La sua unica ancora di salvezza per non sprofondare nella più cupa rassegnazione e disperazione in questi anni d’inferno era scrivere. Trasferire su carta l’impetuosa alternanza di rabbia, sofferenza, disperazione e paura le dava il sollievo e il conforto di cui aveva bisogno per restare viva e lucida, per non perdersi nel folle labirinto di gelosia ossessiva, violenza fisica e psicologica.
Questo libro è la denuncia di una donna maltrattata e umiliata dal proprio uomo, suo marito, in preda alla gelosia, ora delirio, e al suo potere di distorcere la realtà insinuando nella mente di chi governa perversioni e falsità. Ma è anche la testimonianza dell'impegno di una donna che, nonostante quotidianamente accusata di ogni genere di infamia e vizio per il solo fatto di vestire i panni naturalmente ispirati, combatte con tutte le sue forze per difendere la propria innocenza e la libertà di essere quello che è: una donna.

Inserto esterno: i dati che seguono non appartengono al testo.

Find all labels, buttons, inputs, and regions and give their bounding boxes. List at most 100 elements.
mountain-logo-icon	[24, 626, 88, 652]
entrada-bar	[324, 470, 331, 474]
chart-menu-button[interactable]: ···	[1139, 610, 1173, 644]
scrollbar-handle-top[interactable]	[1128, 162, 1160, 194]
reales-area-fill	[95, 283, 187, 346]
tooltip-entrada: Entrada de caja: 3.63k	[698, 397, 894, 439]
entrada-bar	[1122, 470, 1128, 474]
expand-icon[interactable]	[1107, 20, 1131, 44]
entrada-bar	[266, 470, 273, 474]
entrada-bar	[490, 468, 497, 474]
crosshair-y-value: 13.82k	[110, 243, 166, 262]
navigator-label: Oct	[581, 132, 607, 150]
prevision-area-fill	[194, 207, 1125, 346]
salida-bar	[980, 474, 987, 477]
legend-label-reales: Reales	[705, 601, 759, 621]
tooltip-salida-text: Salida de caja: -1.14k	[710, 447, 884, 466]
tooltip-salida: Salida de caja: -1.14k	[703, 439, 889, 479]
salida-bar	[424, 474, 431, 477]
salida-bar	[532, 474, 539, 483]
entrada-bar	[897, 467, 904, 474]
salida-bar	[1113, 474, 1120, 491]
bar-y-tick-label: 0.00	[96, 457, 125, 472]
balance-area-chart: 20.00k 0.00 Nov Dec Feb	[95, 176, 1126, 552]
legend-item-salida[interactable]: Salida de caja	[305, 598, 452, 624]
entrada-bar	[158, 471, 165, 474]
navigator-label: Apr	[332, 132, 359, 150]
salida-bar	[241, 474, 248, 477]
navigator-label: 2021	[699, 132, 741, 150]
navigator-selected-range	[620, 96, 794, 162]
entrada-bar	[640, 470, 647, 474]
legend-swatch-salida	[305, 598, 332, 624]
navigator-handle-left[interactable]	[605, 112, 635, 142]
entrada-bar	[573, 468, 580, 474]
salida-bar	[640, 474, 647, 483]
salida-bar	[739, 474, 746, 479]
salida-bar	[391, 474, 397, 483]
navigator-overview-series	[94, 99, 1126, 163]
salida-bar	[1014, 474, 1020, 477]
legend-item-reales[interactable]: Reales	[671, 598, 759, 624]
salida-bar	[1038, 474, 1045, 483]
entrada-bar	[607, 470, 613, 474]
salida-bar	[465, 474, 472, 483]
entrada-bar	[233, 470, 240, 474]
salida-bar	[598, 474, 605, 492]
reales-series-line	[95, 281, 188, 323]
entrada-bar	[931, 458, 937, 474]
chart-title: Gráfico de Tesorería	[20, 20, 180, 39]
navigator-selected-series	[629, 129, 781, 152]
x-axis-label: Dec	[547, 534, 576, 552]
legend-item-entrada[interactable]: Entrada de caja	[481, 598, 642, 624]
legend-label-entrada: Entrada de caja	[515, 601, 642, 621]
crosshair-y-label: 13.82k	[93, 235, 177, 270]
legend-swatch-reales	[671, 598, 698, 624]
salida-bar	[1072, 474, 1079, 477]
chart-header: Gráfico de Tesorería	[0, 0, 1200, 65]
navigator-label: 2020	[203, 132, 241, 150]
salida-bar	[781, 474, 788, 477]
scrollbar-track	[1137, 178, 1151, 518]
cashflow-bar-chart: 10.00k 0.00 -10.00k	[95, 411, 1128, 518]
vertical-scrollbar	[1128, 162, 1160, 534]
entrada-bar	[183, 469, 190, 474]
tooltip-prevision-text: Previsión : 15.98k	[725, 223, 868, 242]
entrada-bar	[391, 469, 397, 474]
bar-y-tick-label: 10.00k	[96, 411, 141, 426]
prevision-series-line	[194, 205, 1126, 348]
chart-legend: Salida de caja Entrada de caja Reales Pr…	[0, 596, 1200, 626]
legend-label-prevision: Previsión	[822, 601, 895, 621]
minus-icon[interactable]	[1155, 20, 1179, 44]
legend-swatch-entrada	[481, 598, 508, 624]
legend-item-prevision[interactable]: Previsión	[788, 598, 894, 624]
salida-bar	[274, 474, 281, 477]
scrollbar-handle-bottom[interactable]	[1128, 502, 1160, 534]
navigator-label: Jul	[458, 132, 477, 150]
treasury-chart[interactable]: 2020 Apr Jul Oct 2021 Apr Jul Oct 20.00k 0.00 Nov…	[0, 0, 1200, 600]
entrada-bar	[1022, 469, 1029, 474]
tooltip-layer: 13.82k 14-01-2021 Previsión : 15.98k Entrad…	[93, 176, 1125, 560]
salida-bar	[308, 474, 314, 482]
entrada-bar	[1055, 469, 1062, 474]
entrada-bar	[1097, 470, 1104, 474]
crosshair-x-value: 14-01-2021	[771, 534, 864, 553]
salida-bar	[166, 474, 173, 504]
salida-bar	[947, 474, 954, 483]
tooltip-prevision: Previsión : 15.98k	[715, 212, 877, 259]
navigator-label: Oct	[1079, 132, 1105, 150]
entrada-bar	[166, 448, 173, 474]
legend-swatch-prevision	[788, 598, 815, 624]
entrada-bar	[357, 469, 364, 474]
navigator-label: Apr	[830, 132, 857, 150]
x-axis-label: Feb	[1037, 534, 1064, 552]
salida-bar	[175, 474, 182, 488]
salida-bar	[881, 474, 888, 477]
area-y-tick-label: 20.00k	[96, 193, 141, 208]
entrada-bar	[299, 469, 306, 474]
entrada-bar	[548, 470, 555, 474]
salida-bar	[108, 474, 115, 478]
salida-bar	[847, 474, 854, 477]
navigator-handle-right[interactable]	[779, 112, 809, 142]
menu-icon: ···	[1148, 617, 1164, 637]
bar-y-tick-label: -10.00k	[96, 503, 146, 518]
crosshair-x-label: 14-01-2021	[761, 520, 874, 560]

Metilde S, pseudonimo di una scrittrice italiana, nota a più di uno, che in questa veste mette a nudo la propria fragilità e i propri dubbi in merito al senso della vita, al suo ruolo di cittadina di un mondo italico e di donna in una realtà priva di amore e comprensione. E lo fa utilizzando il genere epistolare, rivolgendo le proprie missive a quell'entità di nome Dafne che le dà ascolto, forza e determinazione per non sprofondare nella trappola di rassegnazione e apatia. Le missive pubblicate dall'autrice riflettono il suo instancabile spirito osservatore della realtà che vive e che la circonda, senza mai perdere né il coraggio né la forza di essere una donna passionale e, nondimeno, una cittadina appassionata.